More than 160 ordinances banning unsustainable and harmful development have been adopted in communities around the US using the right of local self-government. Out of that number only 9 have been challenged. Five of those did not include a bill of rights like the Coos County initiative and the elected officials caved to pressure from the industry and or the state and rescinded the ordinances. Four ongoing lawsuits include communities in Colorado, New Mexico, Ohio and Pennsylvania and the latter includes a watershed as an intervenor because its right to thrive is threatened by proposed gas development. In Colorado and Ohio, class action lawsuits have been filed against the state for violating the community’s right to local self-government.
During a packed public meeting the supervisors of Conestoga Township, Pennsylvania ignored overwhelming public support for a Community Bill of Rights Ordinance that would have superseded state and federal laws and prohibited the Atlantic Sunrise pipeline from being built through the township. Amidst cries of “shame on you” and “you should be fired” the supervisors voted 3-0 to reject the ordinance on the advice of counsel who convinced the board the ordinance violated both state and federal constitutions. Like most municipal counsel, this lawyer has been trained to work only within the narrow confines of the Box of Allowable Remedies. One frustrated Conestoga resident observed that by the counselor’s reasoning just a few generations earlier he would be arguing that she had no constitutional authority to vote.
In every other instance, where the elected boards and the residents have stood behind their rights based ordinances the targeted harms have not crossed their borders. The corporations have voluntarily withdrawn their applications rather than face the costs, time and negative publicity of a lengthy legal battle. So communities can do one of the following:
- Do nothing and the unwanted project takes place
- Continue to battle within the rigged regulatory framework and the project takes place
- Assert the community’s right to decide and expose the illegitimacy of the current system
There are those who genuinely believe the Jordan Cove LNG project and the privatization of tax dollars for purposes of speculating on economic development via the CEP will bring long term economic benefits to Coos County. We will be covering this topic more closely in upcoming posts but for now read The LNG prosperity myth
A Democratic controlled Congress would pass a carbon tax, and a Democratic president would sign it.
You don’t have to give me credit for “figuring out” the petition. All I had to do was read it.
You’ve figured it out Mark, this ordinance was drafted to stop JC. So how will electing more democrats fix our problem with the FF people? The democrats are the ones who brought JC to town. If all these people in Coos County want JC like you claim they should all vote republican and quit hiding behind the reputation that the democrats used to have for representing the average joe. You, JoAnne, Arnie and Caddy are doing a good job of exposing that myth for the locals. Keep up the good work your doing for our side by showing the public how corrupt our two party system has become. When you can’t slide a hair between the local democrats in power and the republican party on exporting fracked gas, you can safely say the money interests have bought our political system and it needs scrapping before it becomes another Russia or China, where the people don’t have much to say about their corrupt government for fear of death.

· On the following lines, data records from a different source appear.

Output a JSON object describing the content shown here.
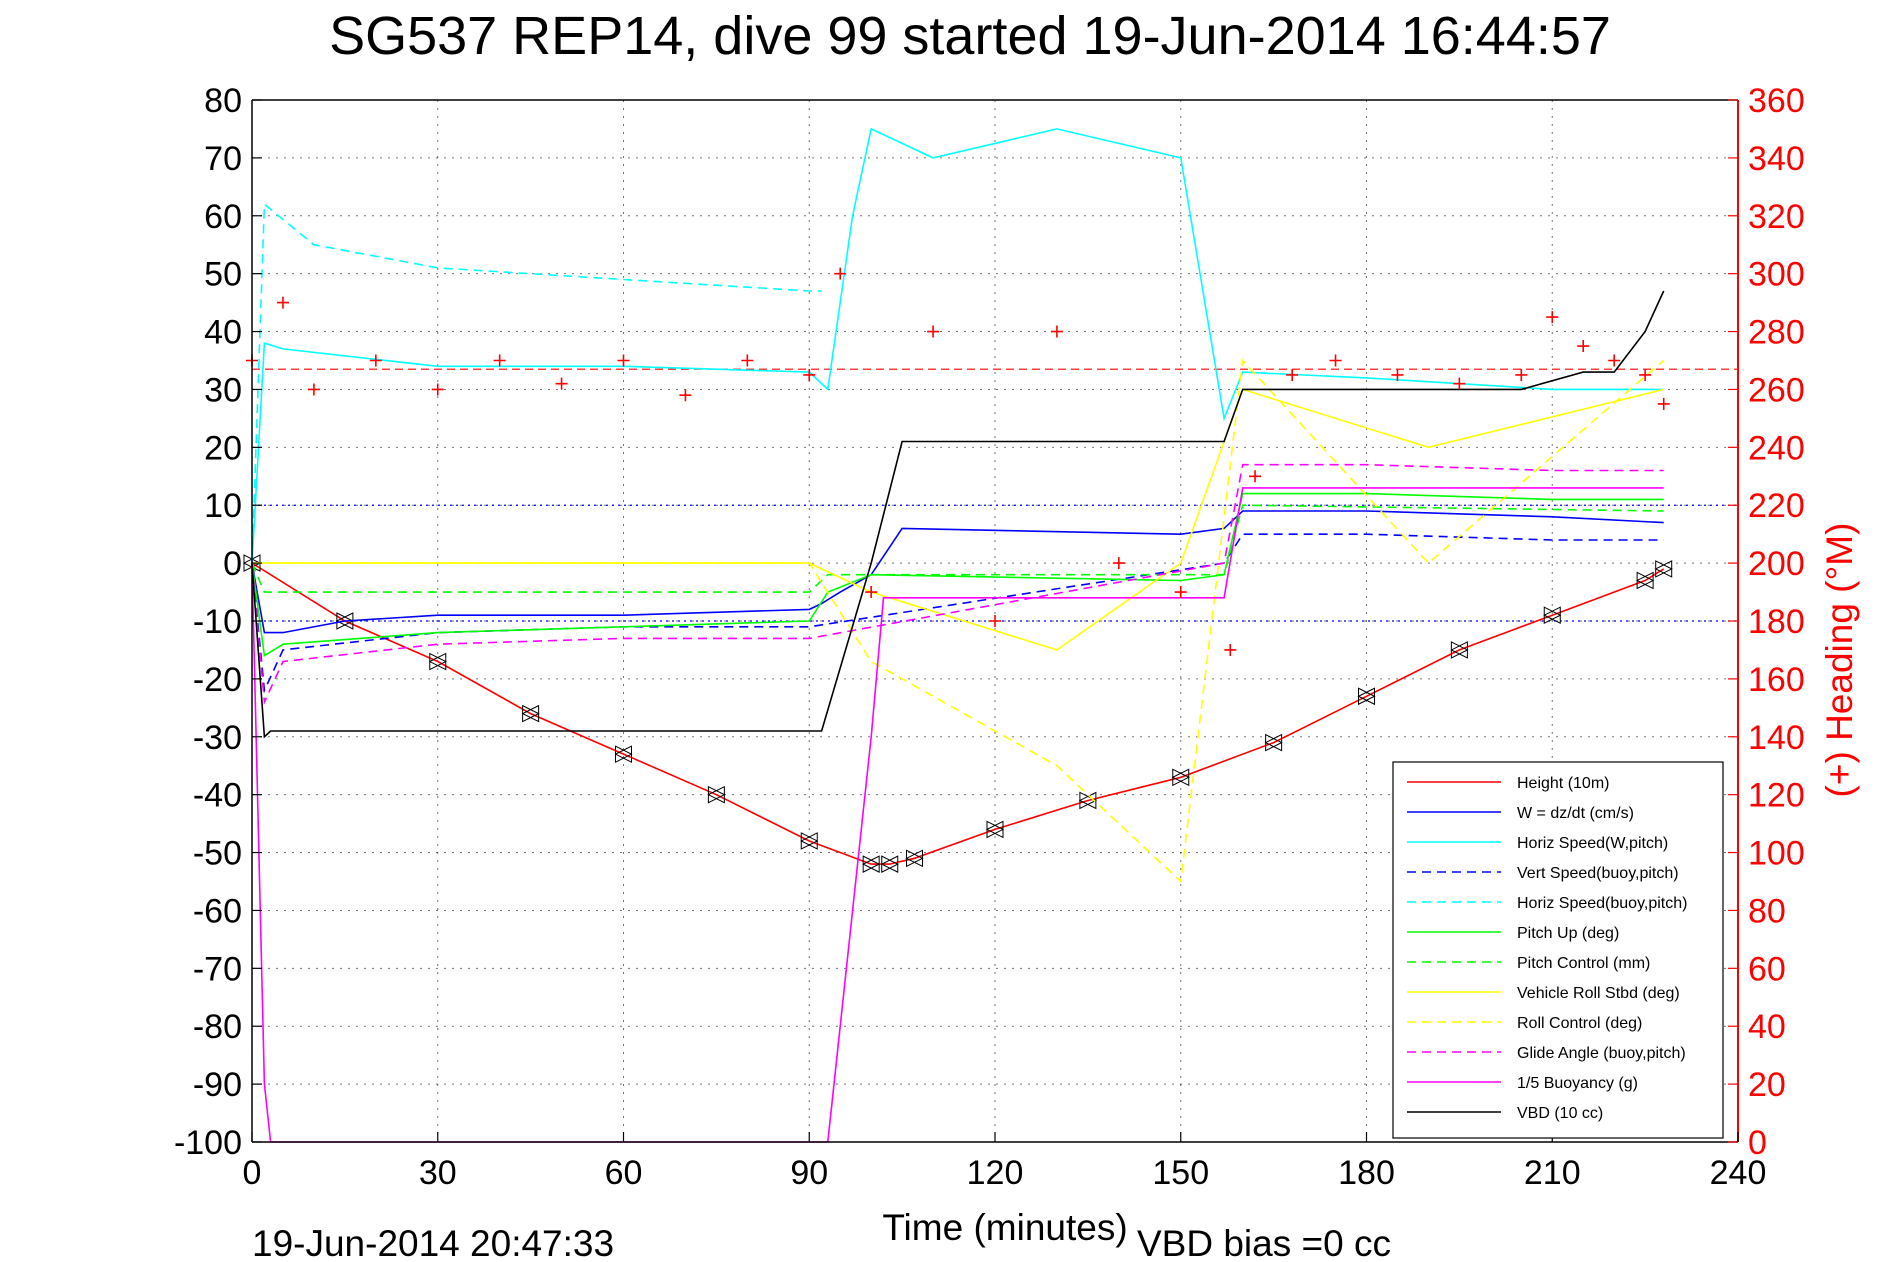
{
  "page": {
    "title": "SG537 REP14, dive 99 started 19-Jun-2014 16:44:57",
    "footer_left": "19-Jun-2014 20:47:33",
    "footer_right": "VBD bias =0 cc"
  },
  "chart_data": {
    "type": "line",
    "title": "SG537 REP14, dive 99 started 19-Jun-2014 16:44:57",
    "xlabel": "Time (minutes)",
    "ylabel": "",
    "y2label": "(+) Heading (°M)",
    "xlim": [
      0,
      240
    ],
    "ylim": [
      -100,
      80
    ],
    "y2lim": [
      0,
      360
    ],
    "x_ticks": [
      "0",
      "30",
      "60",
      "90",
      "120",
      "150",
      "180",
      "210",
      "240"
    ],
    "y_ticks": [
      "80",
      "70",
      "60",
      "50",
      "40",
      "30",
      "20",
      "10",
      "0",
      "-10",
      "-20",
      "-30",
      "-40",
      "-50",
      "-60",
      "-70",
      "-80",
      "-90",
      "-100"
    ],
    "y2_ticks": [
      "360",
      "340",
      "320",
      "300",
      "280",
      "260",
      "240",
      "220",
      "200",
      "180",
      "160",
      "140",
      "120",
      "100",
      "80",
      "60",
      "40",
      "20",
      "0"
    ],
    "grid": true,
    "legend_position": "bottom-right",
    "series": [
      {
        "name": "Height (10m)",
        "color": "#ff0000",
        "style": "solid",
        "x": [
          0,
          15,
          30,
          45,
          60,
          75,
          90,
          100,
          103,
          107,
          120,
          135,
          150,
          165,
          180,
          195,
          210,
          225,
          228
        ],
        "values": [
          0,
          -10,
          -17,
          -26,
          -33,
          -40,
          -48,
          -52,
          -52,
          -51,
          -46,
          -41,
          -37,
          -31,
          -23,
          -15,
          -9,
          -3,
          -1
        ]
      },
      {
        "name": "W = dz/dt (cm/s)",
        "color": "#0000ff",
        "style": "solid",
        "x": [
          0,
          2,
          5,
          15,
          30,
          60,
          90,
          92,
          95,
          100,
          105,
          150,
          157,
          160,
          180,
          210,
          228
        ],
        "values": [
          0,
          -12,
          -12,
          -10,
          -9,
          -9,
          -8,
          -7,
          -5,
          -2,
          6,
          5,
          6,
          9,
          9,
          8,
          7
        ]
      },
      {
        "name": "Horiz Speed(W,pitch)",
        "color": "#00ffff",
        "style": "solid",
        "x": [
          0,
          2,
          5,
          30,
          60,
          90,
          93,
          97,
          100,
          110,
          130,
          150,
          157,
          160,
          180,
          210,
          228
        ],
        "values": [
          0,
          38,
          37,
          34,
          34,
          33,
          30,
          60,
          75,
          70,
          75,
          70,
          25,
          33,
          32,
          30,
          30
        ]
      },
      {
        "name": "Vert Speed(buoy,pitch)",
        "color": "#0000ff",
        "style": "dashed",
        "x": [
          0,
          2,
          5,
          30,
          60,
          90,
          157,
          160,
          180,
          210,
          228
        ],
        "values": [
          0,
          -22,
          -15,
          -12,
          -11,
          -11,
          0,
          5,
          5,
          4,
          4
        ]
      },
      {
        "name": "Horiz Speed(buoy,pitch)",
        "color": "#00ffff",
        "style": "dashed",
        "x": [
          0,
          2,
          10,
          30,
          60,
          90,
          92
        ],
        "values": [
          0,
          62,
          55,
          51,
          49,
          47,
          47
        ]
      },
      {
        "name": "Pitch Up (deg)",
        "color": "#00ff00",
        "style": "solid",
        "x": [
          0,
          2,
          5,
          30,
          60,
          90,
          93,
          100,
          150,
          157,
          160,
          180,
          210,
          228
        ],
        "values": [
          0,
          -16,
          -14,
          -12,
          -11,
          -10,
          -5,
          -2,
          -3,
          -2,
          12,
          12,
          11,
          11
        ]
      },
      {
        "name": "Pitch Control (mm)",
        "color": "#00ff00",
        "style": "dashed",
        "x": [
          0,
          2,
          90,
          93,
          157,
          160,
          228
        ],
        "values": [
          0,
          -5,
          -5,
          -2,
          -2,
          10,
          9
        ]
      },
      {
        "name": "Vehicle Roll Stbd (deg)",
        "color": "#ffff00",
        "style": "solid",
        "x": [
          0,
          5,
          30,
          60,
          90,
          100,
          130,
          150,
          160,
          190,
          228
        ],
        "values": [
          0,
          0,
          0,
          0,
          0,
          -5,
          -15,
          0,
          30,
          20,
          30
        ]
      },
      {
        "name": "Roll Control (deg)",
        "color": "#ffff00",
        "style": "dashed",
        "x": [
          0,
          5,
          30,
          60,
          90,
          100,
          130,
          150,
          160,
          190,
          228
        ],
        "values": [
          0,
          0,
          0,
          0,
          0,
          -17,
          -35,
          -55,
          35,
          0,
          35
        ]
      },
      {
        "name": "Glide Angle (buoy,pitch)",
        "color": "#ff00ff",
        "style": "dashed",
        "x": [
          0,
          2,
          5,
          30,
          60,
          90,
          157,
          160,
          180,
          210,
          228
        ],
        "values": [
          0,
          -24,
          -17,
          -14,
          -13,
          -13,
          0,
          17,
          17,
          16,
          16
        ]
      },
      {
        "name": "1/5 Buoyancy (g)",
        "color": "#ff00ff",
        "style": "solid",
        "x": [
          0,
          2,
          3,
          93,
          100,
          102,
          157,
          160,
          180,
          210,
          228
        ],
        "values": [
          0,
          -90,
          -100,
          -100,
          -30,
          -6,
          -6,
          13,
          13,
          13,
          13
        ]
      },
      {
        "name": "VBD (10 cc)",
        "color": "#000000",
        "style": "solid",
        "x": [
          0,
          2,
          3,
          92,
          100,
          105,
          157,
          160,
          205,
          215,
          220,
          225,
          228
        ],
        "values": [
          0,
          -30,
          -29,
          -29,
          0,
          21,
          21,
          30,
          30,
          33,
          33,
          40,
          47
        ]
      },
      {
        "name": "(+) Heading",
        "color": "#ff0000",
        "style": "markers",
        "axis": "right",
        "x": [
          0,
          5,
          10,
          20,
          30,
          40,
          50,
          60,
          70,
          80,
          90,
          95,
          100,
          110,
          120,
          130,
          140,
          150,
          158,
          162,
          168,
          175,
          185,
          195,
          205,
          210,
          215,
          220,
          225,
          228
        ],
        "values": [
          270,
          290,
          260,
          270,
          260,
          270,
          262,
          270,
          258,
          270,
          265,
          300,
          190,
          280,
          180,
          280,
          200,
          190,
          170,
          230,
          265,
          270,
          265,
          262,
          265,
          285,
          275,
          270,
          265,
          255
        ]
      }
    ],
    "reference_lines": [
      {
        "color": "#ff0000",
        "style": "dashed",
        "axis": "right",
        "value": 267
      },
      {
        "color": "#0000ff",
        "style": "dotted",
        "axis": "left",
        "value": 10
      },
      {
        "color": "#0000ff",
        "style": "dotted",
        "axis": "left",
        "value": -10
      }
    ]
  }
}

Don’t look now, but the Congress just overturned the voter initiative to legalize marijuana in Washington DC. So much for local control.

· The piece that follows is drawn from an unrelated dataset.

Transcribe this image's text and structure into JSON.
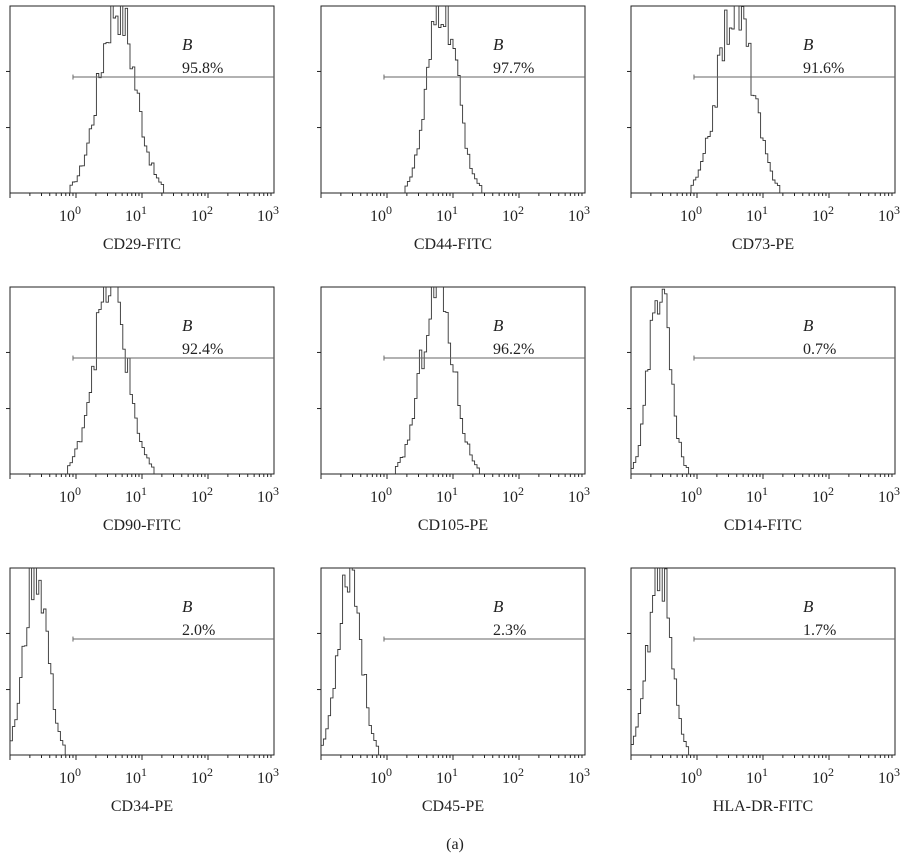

The way to true reform is from within the system, not outside of it. We need to take back Congress by electing more Democrats.

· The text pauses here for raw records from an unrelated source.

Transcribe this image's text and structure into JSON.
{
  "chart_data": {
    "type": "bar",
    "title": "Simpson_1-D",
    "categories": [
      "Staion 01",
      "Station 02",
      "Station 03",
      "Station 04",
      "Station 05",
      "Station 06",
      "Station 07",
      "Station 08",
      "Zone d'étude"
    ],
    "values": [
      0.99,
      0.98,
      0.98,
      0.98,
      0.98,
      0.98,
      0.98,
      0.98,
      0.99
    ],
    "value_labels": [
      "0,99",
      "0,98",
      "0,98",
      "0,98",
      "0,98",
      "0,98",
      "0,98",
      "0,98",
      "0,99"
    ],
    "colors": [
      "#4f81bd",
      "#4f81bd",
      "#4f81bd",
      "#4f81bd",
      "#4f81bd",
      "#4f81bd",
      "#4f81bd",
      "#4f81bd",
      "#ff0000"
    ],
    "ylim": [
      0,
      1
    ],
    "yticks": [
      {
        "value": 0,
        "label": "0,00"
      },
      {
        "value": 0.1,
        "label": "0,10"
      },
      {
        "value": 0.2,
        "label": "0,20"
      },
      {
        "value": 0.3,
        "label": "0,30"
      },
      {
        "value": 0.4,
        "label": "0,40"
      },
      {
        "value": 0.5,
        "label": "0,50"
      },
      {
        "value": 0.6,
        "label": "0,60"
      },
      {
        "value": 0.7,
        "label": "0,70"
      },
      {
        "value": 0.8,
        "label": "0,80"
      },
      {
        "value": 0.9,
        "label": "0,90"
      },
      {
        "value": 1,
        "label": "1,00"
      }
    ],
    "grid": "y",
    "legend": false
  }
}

“the supervisors voted 3-0 to reject the ordinance on the advice of counsel who convinced the board the ordinance violated both state and federal constitutions. Like most municipal counsel, this lawyer has been trained to work only within the narrow confines of the Box of Allowable Remedies.”
Uh, by “Box of Allowable Remedies” do you mean the law?
Do you really believe that if this ordinance is passed Veresen will just pack up its bags and go away after the millions it has already invested? No way. This thing will be challenged in court and you’ve yet to provide an example of one such ordinance that has stood up to legal scrutiny.